Of course, “the C.S.B. also comes with a little bit of privilege attached,” Stephen Sparks, who, with his wife, Molly Parent, recently purchased Point Reyes Books, said. Such programs rely on people who can afford to spend a fair amount on books—and all at once, too. But when a C.S.B. works it can reinforce one of an independent bookstore’s advantages over Amazon: a close relationship with those who shop there. All of the booksellers described an independent-bookstore boom, crediting a surge of localism and a return to Main Street shopping. The American Booksellers Association says that it has been gaining members; last year, the association reported, independent bookstores sold about five per cent more books than they had the year before.

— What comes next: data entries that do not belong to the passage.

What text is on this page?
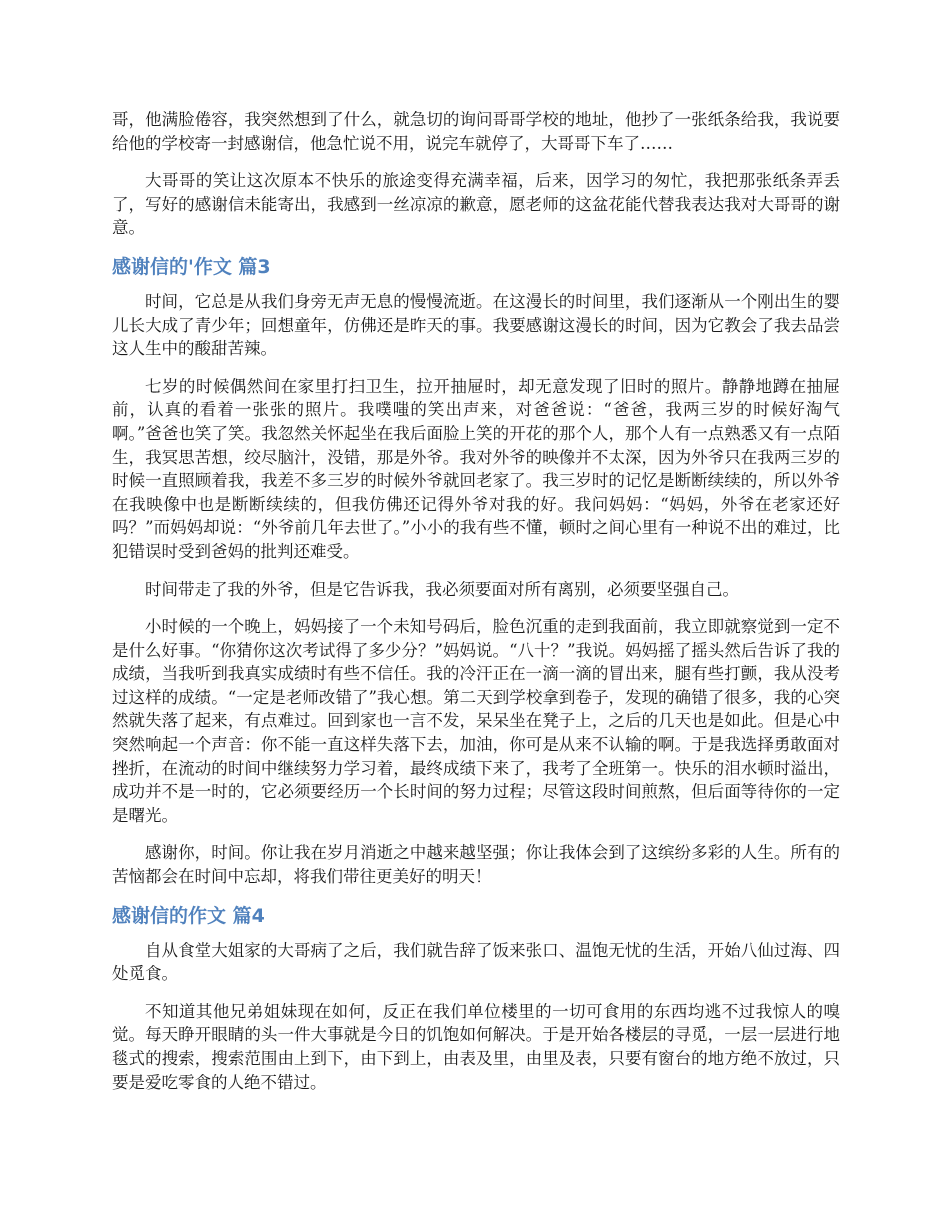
哥，他满脸倦容，我突然想到了什么，就急切的询问哥哥学校的地址，他抄了一张纸条给我，我说要给他的学校寄一封感谢信，他急忙说不用，说完车就停了，大哥哥下车了……

大哥哥的笑让这次原本不快乐的旅途变得充满幸福，后来，因学习的匆忙，我把那张纸条弄丢了，写好的感谢信未能寄出，我感到一丝凉凉的歉意，愿老师的这盆花能代替我表达我对大哥哥的谢意。

感谢信的'作文 篇3

时间，它总是从我们身旁无声无息的慢慢流逝。在这漫长的时间里，我们逐渐从一个刚出生的婴儿长大成了青少年；回想童年，仿佛还是昨天的事。我要感谢这漫长的时间，因为它教会了我去品尝这人生中的酸甜苦辣。

七岁的时候偶然间在家里打扫卫生，拉开抽屉时，却无意发现了旧时的照片。静静地蹲在抽屉前，认真的看着一张张的照片。我噗嗤的笑出声来，对爸爸说：“爸爸，我两三岁的时候好淘气啊。”爸爸也笑了笑。我忽然关怀起坐在我后面脸上笑的开花的那个人，那个人有一点熟悉又有一点陌生，我冥思苦想，绞尽脑汁，没错，那是外爷。我对外爷的映像并不太深，因为外爷只在我两三岁的时候一直照顾着我，我差不多三岁的时候外爷就回老家了。我三岁时的记忆是断断续续的，所以外爷在我映像中也是断断续续的，但我仿佛还记得外爷对我的好。我问妈妈：“妈妈，外爷在老家还好吗？”而妈妈却说：“外爷前几年去世了。”小小的我有些不懂，顿时之间心里有一种说不出的难过，比犯错误时受到爸妈的批判还难受。

时间带走了我的外爷，但是它告诉我，我必须要面对所有离别，必须要坚强自己。

小时候的一个晚上，妈妈接了一个未知号码后，脸色沉重的走到我面前，我立即就察觉到一定不是什么好事。“你猜你这次考试得了多少分？”妈妈说。“八十？”我说。妈妈摇了摇头然后告诉了我的成绩，当我听到我真实成绩时有些不信任。我的冷汗正在一滴一滴的冒出来，腿有些打颤，我从没考过这样的成绩。“一定是老师改错了”我心想。第二天到学校拿到卷子，发现的确错了很多，我的心突然就失落了起来，有点难过。回到家也一言不发，呆呆坐在凳子上，之后的几天也是如此。但是心中突然响起一个声音：你不能一直这样失落下去，加油，你可是从来不认输的啊。于是我选择勇敢面对挫折，在流动的时间中继续努力学习着，最终成绩下来了，我考了全班第一。快乐的泪水顿时溢出，成功并不是一时的，它必须要经历一个长时间的努力过程；尽管这段时间煎熬，但后面等待你的一定是曙光。

感谢你，时间。你让我在岁月消逝之中越来越坚强；你让我体会到了这缤纷多彩的人生。所有的苦恼都会在时间中忘却，将我们带往更美好的明天！

感谢信的作文 篇4

自从食堂大姐家的大哥病了之后，我们就告辞了饭来张口、温饱无忧的生活，开始八仙过海、四处觅食。

不知道其他兄弟姐妹现在如何，反正在我们单位楼里的一切可食用的东西均逃不过我惊人的嗅觉。每天睁开眼睛的头一件大事就是今日的饥饱如何解决。于是开始各楼层的寻觅，一层一层进行地毯式的搜索，搜索范围由上到下，由下到上，由表及里，由里及表，只要有窗台的地方绝不放过，只要是爱吃零食的人绝不错过。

Haskell said that her “interest in running a business is as much about the community-development aspect as it is about books,” and that the C.S.B. has helped to strengthen that part of her work. Lethem agreed. “It’s like a form of collective self-possession to say, We want our bookstore to thrive in a town,” he said. “It’s a form of politics, really. It’s saying, We make our world, so let’s make a good one.”